これだけは放置するわけにもいかない。かといって、その処理を、氷華にだけは絶対頼むわけにもいかない。
自分の手で、手っ取り早く処分する方法は……
「──燃やしますか」
「やめてやめてやめてえええぇぇぇっ! 神を! 私の神を燃やさないで!」
「いや、写ってるの、神じゃないですから。私ですから。氷華ちゃん、正気に戻ってください」
呆れるように、天音が言う。
氷華の容態は相当重傷のようだった。もう、手遅れといっても良いほどに。
しかし、だからといって、そんなことで、天音は幼馴染の氷華を見捨てることもできない。
何か、正気に戻せる手段があれば良いのだが。
「……うーん、どうしましょうか」
呟いて、天音はちらりと氷華を見やると。
そこには、椅子に縛られた状況で、頬を上気させ、ハアハアと荒い息を繰り返す氷華の姿。
……前言撤回。もう、処置の施しは無理のようだった。
「…………」
無言のまま、天音は立ち上がるとバッグに写真全てを詰めて。
氷華に向かって軽く頭を下げる。
「取り敢えず、今日はここまでにしておきましょう。
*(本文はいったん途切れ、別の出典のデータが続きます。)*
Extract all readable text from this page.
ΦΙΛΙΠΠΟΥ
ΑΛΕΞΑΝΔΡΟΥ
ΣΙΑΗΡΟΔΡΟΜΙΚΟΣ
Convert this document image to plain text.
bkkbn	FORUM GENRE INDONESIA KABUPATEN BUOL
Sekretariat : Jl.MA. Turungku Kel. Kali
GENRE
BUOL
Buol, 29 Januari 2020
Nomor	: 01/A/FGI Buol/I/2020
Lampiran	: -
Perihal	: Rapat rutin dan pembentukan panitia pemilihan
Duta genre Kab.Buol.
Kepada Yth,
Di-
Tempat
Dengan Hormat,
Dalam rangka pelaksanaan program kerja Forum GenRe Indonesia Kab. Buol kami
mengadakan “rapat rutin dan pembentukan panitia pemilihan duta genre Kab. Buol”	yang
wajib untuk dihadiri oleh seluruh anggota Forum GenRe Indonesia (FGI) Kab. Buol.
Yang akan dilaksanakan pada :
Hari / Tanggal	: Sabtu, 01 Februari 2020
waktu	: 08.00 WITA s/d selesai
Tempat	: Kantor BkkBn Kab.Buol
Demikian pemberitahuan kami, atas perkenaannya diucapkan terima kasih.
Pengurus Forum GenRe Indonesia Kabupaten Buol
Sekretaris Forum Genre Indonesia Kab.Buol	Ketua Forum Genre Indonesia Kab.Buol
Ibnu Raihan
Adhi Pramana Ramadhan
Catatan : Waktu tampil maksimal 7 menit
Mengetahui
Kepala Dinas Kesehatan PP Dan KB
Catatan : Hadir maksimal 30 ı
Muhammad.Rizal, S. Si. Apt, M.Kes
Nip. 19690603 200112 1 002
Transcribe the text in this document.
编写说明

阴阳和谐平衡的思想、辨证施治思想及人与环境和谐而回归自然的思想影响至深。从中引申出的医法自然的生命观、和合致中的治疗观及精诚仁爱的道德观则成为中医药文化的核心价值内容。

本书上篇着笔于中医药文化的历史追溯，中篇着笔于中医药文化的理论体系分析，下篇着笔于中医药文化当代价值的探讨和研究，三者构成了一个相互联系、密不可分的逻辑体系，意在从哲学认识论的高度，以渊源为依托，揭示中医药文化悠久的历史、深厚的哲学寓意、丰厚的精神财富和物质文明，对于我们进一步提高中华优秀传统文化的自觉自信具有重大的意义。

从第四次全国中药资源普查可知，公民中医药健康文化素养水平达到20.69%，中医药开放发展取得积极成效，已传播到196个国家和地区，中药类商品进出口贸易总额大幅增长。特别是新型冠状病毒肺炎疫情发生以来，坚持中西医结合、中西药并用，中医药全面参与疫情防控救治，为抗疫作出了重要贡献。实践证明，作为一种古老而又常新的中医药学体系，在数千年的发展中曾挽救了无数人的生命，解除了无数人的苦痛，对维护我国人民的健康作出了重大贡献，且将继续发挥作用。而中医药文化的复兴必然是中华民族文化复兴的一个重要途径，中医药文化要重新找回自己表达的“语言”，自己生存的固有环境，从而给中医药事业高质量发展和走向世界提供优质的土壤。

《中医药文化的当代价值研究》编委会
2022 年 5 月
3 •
また、明日ですね」
「え、あー、うん。また、明日ね」
「さようならです、氷華ちゃん」
「えーあー、えーっと。さようなら、天音……でも、その前に、この縄から私を解放してくれた嬉しいかなぁって……」
「さようならです」
「え、ちょ、ちょっと待った! 待って、天音! 黙ったまま、部屋から出て行かないで! 私を縄から解放して行って!」
「…………」
「カムバック、天音! カムバアアァァァァッッッッ────クッ!」
部屋から出て行く天音の聴覚に、断末魔のような氷華の叫びが届いた。